The persistent demonstrators could have been accountants, for all I know. I do know for certain that some were doctors and lawyers. And members of the military, etc. And some kids of multimillionaires, too.
The ones I mean are the ones who believe with 100% certainty that they fought the peace and civil rights battles for 5, 10, 15 years and finally won. When I tell them maybe it only looked as though they won, maybe the same things would have happened if they stayed home, they get furious. I don't blame them.
Same thing for those who go to a lot of demonstrations today, though most demonstrations today seem kind of puny. Even those who don't demonstrate, but keep telling us to call the White House or sign this internet petition or call our Rep. If any of that did anything, the bill that went to Baucus would have had a public option.
No one seems to want to even consider for a minute that they may need to change their M.O. What was good enough for the 1960s (or so it seemed) is going to do wonders in 2009-2016 and maybe forever. Or so they seem to think.

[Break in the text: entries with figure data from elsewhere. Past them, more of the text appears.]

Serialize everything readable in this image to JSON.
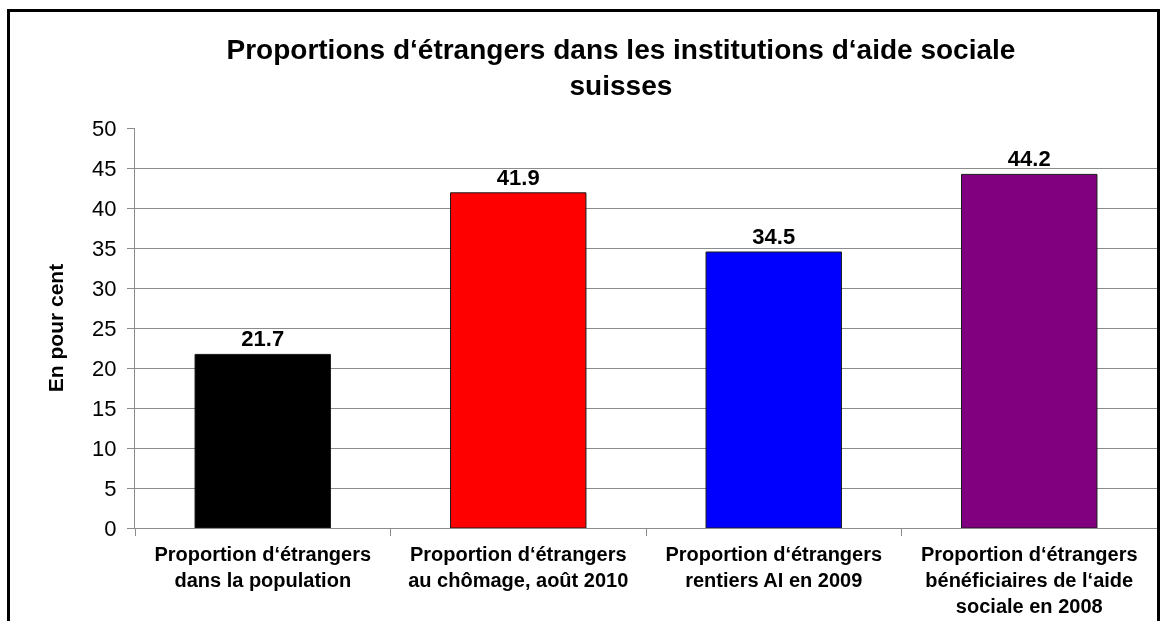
{
  "chart_data": {
    "type": "bar",
    "title": "Proportions d‘étrangers dans les institutions d‘aide sociale suisses",
    "ylabel": "En pour cent",
    "categories": [
      "Proportion d‘étrangers dans la population",
      "Proportion d‘étrangers au chômage, août 2010",
      "Proportion d‘étrangers rentiers AI en 2009",
      "Proportion d‘étrangers bénéficiaires de l‘aide sociale en 2008"
    ],
    "values": [
      21.7,
      41.9,
      34.5,
      44.2
    ],
    "colors": [
      "#000000",
      "#ff0000",
      "#0000ff",
      "#800080"
    ],
    "ylim": [
      0,
      50
    ],
    "yticks": [
      0,
      5,
      10,
      15,
      20,
      25,
      30,
      35,
      40,
      45,
      50
    ],
    "grid": "y",
    "data_labels": true
  }
}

Um, how is it been working for us, so far? If I ask, that, someone will point to some vote or other of his or her rep. However, that doesn't mean the rep changed his or her vote because of calls and internet petitions. It was how the rep was going to vote all along.
Not to mention the damned D.C. kabuki. "Here, Emma, this vote is going to pass no matter what. You live in blue state, so go ahead and vote No. " or "Gee, the Dems out there want this vote to pass, but screw that. Let's make sure it's damn close, though, so it's looks like we REALLY tried. If you are in a solid blue state, or very, very popular, vote no and help out your fellow Dems in the pale blue states who have to vote yes or get primaried next time."
Anyway, the bottom line is, whatever did or did not work in the Sixties, that was a long time ago. It's not working today, so we have to find things that might work. At that point almost everyone is pissed at me and I get reamed as negative. Why? Because I think we should stop doing things that don't work and try to think of things that might?